Darcy snapped the parcel from his cousin's hands. "It is complicated, Robert. Her connections are unsuitable."

"Ah," Robert's face sobered slightly, though the twinkle remained. "Unsuitable connections. The Darcy Achilles' heel. Let me guess—her father is a solicitor? Her mother was an actress?"

"Her father is a gentleman, but her uncle is in trade," Darcy mumbled.

Robert stared at him. Then he burst out laughing. It was a loud, uninhibited sound that drew stares from the entire shop.

"Trade! Oh, the horror! The humanity!" Robert wiped a tear from his eye, ignoring the scandalized look of a nearby vicar. "You are pining over a woman with fine eyes and a brain, but you won't court her because her uncle sells... what? Fish? Carpets?"

"I believe he owns warehouses. Somewhere in Cheapside," Darcy muttered. He gripped his parcel tighter. He had already paid for the book, thank God, or he might have abandoned it on the counter just to escape this conversation. "It does not matter. It is done. I have removed myself from danger."

"You have removed yourself from happiness," Robert corrected, shaking his head, looking impressed in a horrified sort of way. "You are a one-man wrecking crew of romantic potential. Remind me never to let you near my love life."

"You don't have a love life, Robert," Georgiana teased, glancing up from a display of poetry she had been politely pretending to read during this interrogation. "You have a series of unfortunate misunderstandings."

"Precisely," Robert winked at her. "And I intend to keep it that way."

He turned back to Darcy, his expression sharpening. "Look, Cousin. You are miserable. You are buying books you claim to hate. You are positively pining. And it is Christmas."

"What is your point?"

"My point," Robert said, clapping a hand on Darcy's shoulder, "is that you are a fool. But you are my favourite fool. So, I will let this go for now."
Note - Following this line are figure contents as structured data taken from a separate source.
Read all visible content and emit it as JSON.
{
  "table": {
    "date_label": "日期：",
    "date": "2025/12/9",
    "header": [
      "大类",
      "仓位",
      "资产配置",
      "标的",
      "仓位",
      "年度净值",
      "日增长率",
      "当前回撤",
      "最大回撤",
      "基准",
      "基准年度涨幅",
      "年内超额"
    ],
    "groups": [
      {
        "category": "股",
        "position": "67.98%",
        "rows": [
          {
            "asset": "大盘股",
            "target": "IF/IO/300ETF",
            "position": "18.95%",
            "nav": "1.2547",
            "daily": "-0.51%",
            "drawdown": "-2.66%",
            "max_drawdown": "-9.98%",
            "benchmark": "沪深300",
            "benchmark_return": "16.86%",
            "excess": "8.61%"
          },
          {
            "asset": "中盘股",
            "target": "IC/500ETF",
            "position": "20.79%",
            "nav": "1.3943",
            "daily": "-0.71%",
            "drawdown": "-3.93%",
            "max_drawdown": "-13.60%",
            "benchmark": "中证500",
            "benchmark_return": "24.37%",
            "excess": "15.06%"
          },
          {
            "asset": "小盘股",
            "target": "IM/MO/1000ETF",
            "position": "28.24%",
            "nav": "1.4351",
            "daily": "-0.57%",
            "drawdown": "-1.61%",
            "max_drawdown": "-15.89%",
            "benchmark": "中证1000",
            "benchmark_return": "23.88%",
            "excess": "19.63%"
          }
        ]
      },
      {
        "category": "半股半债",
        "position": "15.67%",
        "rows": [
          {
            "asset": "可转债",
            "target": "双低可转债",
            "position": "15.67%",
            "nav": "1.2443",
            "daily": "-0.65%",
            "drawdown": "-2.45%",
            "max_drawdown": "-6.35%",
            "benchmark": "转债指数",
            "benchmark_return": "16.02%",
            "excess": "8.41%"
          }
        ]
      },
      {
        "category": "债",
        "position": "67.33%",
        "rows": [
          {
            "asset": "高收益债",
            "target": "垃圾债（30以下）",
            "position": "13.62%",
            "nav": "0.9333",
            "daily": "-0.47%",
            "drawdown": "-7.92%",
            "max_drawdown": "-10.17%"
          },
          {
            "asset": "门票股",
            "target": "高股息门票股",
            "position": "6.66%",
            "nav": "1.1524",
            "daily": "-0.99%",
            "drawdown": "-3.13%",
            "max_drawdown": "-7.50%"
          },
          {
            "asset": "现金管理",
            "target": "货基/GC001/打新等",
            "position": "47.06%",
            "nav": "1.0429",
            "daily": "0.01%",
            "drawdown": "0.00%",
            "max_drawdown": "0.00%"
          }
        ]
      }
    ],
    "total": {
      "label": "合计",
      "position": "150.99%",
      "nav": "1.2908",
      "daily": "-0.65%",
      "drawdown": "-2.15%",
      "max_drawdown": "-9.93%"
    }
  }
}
"You won't," Darcy said miserably.

"No, I won't," Robert conceded cheerfully. "I intend to bring this up constantly. Especially in front of Richard. Speaking of whom, have you bought him a gift yet?"

"No."

"Excellent. We shall find him an offensive tome later."

Darcy sighed, the weight of his family pressing in on him even in the middle of his favourite bookshop. He could feel the hard edge of Cecilia through the brown paper of the parcel in his hand. He was trapped. He was being mocked. He was entirely, entirely transparent to his rake of a cousin.

He stared at the parcel. He had the book. He had his misery. He had a headache. But he certainly did not have the will to move.

"If you are quite finished dissecting William's romantic failures," Georgiana piped up, her voice small but determined as she stepped up to the counter, "might I actually purchase my gifts? Or are we to stand in front of the till until the New Year?"

Darcy looked at his sister, who was holding a stack of novels with a defiant expression, then at the clerk who was pretending to be very interested in a ledger, and finally at Robert.

Robert was leaning against the mahogany counter, crossing his ankles, and smirking like a village idiot who had just been bequeathed a brewery.

"By all means, Georgiana," Robert gestured grandly to the clerk. "Proceed. I am in no rush. I have nowhere else to be that is half this entertaining."